Close call for interest rates in South Africa
The South African Reserve Bank has divided opinion over whether it will cut interest rates again on Thursday or stay on hold to reinforce its commitment to its 3% inflation target.
Economists were narrowly split, with 13 in a Bloomberg survey expecting Governor Lesetja Kganyago’s monetary policy committee to keep the benchmark rate at 6.75, while 11 anticipated a 25-basis-point reduction.
Traders were also divided. Forward-rate agreements used to speculate on borrowing costs implied a 52% chance of a 25-basis-point cut.
For the year as a whole, markets priced in 57 basis points of easing, up from 50 basis points a week earlier.
Economists in a separate survey see the six-member panel split over the decision, with four expected to back a hold and two favouring a quarter-point reduction.
The decision, expected after 15h00 in Pretoria, will be the second since Finance Minister Enoch Godongwana formally endorsed the lower 3% inflation target, and comes as he prepares the annual budget, which will show whether spending increases are aligned with the new goal.
Patrick Buthelezi at Sanlam Investments expects the bank to cut.
But he said a more prudent approach might be to hold back until after the Feb. 25 budget, while also waiting for clarity on the path of administered prices and electricity tariffs.
“I would wait a bit and cut a bit later,” Buthelezi said, citing the budget and the latest inflation figures for December, which showed a slight uptick to 3.6%.
“If you want to anchor inflation at 3%, you will allow restrictive monetary policy,” he said. “They’ll be divided on this decision; I don’t know which group will win that discussion.”
Others also expect a close call between those favouring a hike and those favouring a hold.
“Maybe they want to settle expectations around the target; they’re not there yet,” said Johann Els, chief economist for PSG Financial Services, who also expects a 25 basis points reduction.
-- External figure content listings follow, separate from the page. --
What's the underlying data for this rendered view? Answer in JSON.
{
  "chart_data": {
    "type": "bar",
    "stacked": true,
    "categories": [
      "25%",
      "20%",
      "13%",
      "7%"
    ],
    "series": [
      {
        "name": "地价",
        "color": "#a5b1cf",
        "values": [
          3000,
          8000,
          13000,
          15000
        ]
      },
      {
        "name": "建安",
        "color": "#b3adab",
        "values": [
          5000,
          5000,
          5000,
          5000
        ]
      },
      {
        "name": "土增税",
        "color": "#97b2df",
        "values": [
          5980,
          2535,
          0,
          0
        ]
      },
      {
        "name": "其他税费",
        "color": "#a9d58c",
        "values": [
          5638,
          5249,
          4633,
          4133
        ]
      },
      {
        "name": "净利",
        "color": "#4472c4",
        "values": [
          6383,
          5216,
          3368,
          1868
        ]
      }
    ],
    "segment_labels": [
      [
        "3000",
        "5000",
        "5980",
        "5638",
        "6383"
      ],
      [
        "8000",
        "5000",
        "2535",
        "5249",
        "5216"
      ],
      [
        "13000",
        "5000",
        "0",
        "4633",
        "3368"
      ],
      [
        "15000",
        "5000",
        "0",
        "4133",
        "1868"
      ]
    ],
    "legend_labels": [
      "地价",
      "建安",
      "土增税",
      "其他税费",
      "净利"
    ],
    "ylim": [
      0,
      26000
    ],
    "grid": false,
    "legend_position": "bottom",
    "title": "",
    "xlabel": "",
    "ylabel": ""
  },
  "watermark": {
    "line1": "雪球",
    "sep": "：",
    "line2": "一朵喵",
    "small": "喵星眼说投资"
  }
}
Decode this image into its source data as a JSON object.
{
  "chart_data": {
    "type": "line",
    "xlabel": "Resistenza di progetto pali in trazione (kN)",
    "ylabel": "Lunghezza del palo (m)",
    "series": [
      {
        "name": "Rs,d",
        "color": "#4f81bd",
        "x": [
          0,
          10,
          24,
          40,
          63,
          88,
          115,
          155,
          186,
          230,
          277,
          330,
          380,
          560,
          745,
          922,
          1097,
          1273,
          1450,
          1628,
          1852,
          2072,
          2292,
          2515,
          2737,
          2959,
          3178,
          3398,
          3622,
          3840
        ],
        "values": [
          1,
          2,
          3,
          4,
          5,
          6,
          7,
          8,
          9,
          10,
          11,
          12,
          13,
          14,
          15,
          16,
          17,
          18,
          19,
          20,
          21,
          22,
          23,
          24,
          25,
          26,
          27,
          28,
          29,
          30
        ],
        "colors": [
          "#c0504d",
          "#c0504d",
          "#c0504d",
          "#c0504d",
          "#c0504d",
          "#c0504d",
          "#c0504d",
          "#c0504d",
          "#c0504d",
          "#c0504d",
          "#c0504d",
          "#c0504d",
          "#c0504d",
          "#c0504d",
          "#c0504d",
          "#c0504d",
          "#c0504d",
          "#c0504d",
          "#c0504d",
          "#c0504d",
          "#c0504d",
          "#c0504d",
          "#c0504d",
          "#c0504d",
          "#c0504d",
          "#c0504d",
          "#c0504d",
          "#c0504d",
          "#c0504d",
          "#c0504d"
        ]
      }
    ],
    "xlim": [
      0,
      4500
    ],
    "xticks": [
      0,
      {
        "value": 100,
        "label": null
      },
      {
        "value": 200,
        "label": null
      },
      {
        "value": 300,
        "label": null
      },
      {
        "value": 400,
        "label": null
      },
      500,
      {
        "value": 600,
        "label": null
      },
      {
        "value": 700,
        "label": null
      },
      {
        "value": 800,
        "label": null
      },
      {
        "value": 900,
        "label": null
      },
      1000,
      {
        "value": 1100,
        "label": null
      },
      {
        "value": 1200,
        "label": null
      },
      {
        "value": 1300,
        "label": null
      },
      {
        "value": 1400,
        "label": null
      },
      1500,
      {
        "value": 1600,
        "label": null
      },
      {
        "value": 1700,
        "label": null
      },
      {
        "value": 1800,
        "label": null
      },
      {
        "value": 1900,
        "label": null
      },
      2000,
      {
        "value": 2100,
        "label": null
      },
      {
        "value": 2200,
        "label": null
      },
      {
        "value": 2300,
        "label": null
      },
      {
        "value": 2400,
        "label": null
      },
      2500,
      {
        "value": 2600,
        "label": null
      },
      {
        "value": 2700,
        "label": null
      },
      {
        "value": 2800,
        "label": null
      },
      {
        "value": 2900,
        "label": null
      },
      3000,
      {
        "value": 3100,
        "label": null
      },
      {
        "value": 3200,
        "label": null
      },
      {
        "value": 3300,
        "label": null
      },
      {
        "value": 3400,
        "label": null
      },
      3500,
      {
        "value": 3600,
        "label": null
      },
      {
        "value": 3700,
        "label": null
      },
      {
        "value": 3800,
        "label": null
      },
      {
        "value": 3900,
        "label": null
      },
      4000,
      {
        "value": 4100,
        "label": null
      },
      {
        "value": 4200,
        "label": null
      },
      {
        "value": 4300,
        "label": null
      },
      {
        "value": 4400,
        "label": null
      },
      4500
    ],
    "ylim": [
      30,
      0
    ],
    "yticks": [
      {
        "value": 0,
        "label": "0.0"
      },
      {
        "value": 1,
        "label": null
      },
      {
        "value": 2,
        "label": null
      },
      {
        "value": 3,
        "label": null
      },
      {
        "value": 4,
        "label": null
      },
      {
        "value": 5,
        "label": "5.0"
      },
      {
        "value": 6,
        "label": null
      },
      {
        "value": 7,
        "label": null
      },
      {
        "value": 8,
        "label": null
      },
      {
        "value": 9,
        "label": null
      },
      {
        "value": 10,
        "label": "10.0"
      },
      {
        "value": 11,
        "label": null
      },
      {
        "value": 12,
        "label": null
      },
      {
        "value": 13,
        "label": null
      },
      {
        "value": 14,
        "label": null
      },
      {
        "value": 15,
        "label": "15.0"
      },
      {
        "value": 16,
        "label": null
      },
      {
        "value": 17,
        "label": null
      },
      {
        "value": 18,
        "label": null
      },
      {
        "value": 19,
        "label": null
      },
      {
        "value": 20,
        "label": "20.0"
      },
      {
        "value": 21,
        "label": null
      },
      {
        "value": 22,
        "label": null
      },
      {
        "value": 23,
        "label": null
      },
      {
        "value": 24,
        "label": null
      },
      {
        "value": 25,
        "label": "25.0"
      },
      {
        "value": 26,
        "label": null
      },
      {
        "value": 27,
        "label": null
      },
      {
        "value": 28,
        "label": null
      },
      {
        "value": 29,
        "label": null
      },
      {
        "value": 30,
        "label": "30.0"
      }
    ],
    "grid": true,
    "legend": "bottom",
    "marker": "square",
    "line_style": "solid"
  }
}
Though inflation expectations have cooled to 3.7%, they remain above the new target.
But “the combination of a lower forecast, a stronger rand, lower inflation expectations; I think we can see two or three rate cuts of 25 basis points each this year,” Els said.
The rand has rallied almost 8% against the dollar since the central bank’s November meeting, leaving it significantly stronger than policymakers had projected at the time.
That should help mute inflationary pressures by lowering import prices, and, as a result, the SARB is expected to lower its inflation forecast for this year.
On the other hand, potential downward revisions to medium-term inflation estimates may be partly offset by stronger growth expectations, prompting the MPC to deliver a dovish hold, BNP Paribas’ Jeffrey Schultz and Lior Kohanan wrote in a note.
“We maintain that a majority on the MPC favours a more patient approach to policy recalibration under the SARB’s new 3% inflation target,” they said. “We stick to our call for a quarterly pace of 25 basis point cuts in 2026 and a terminal rate of 6% reached by the end of the third quarter.”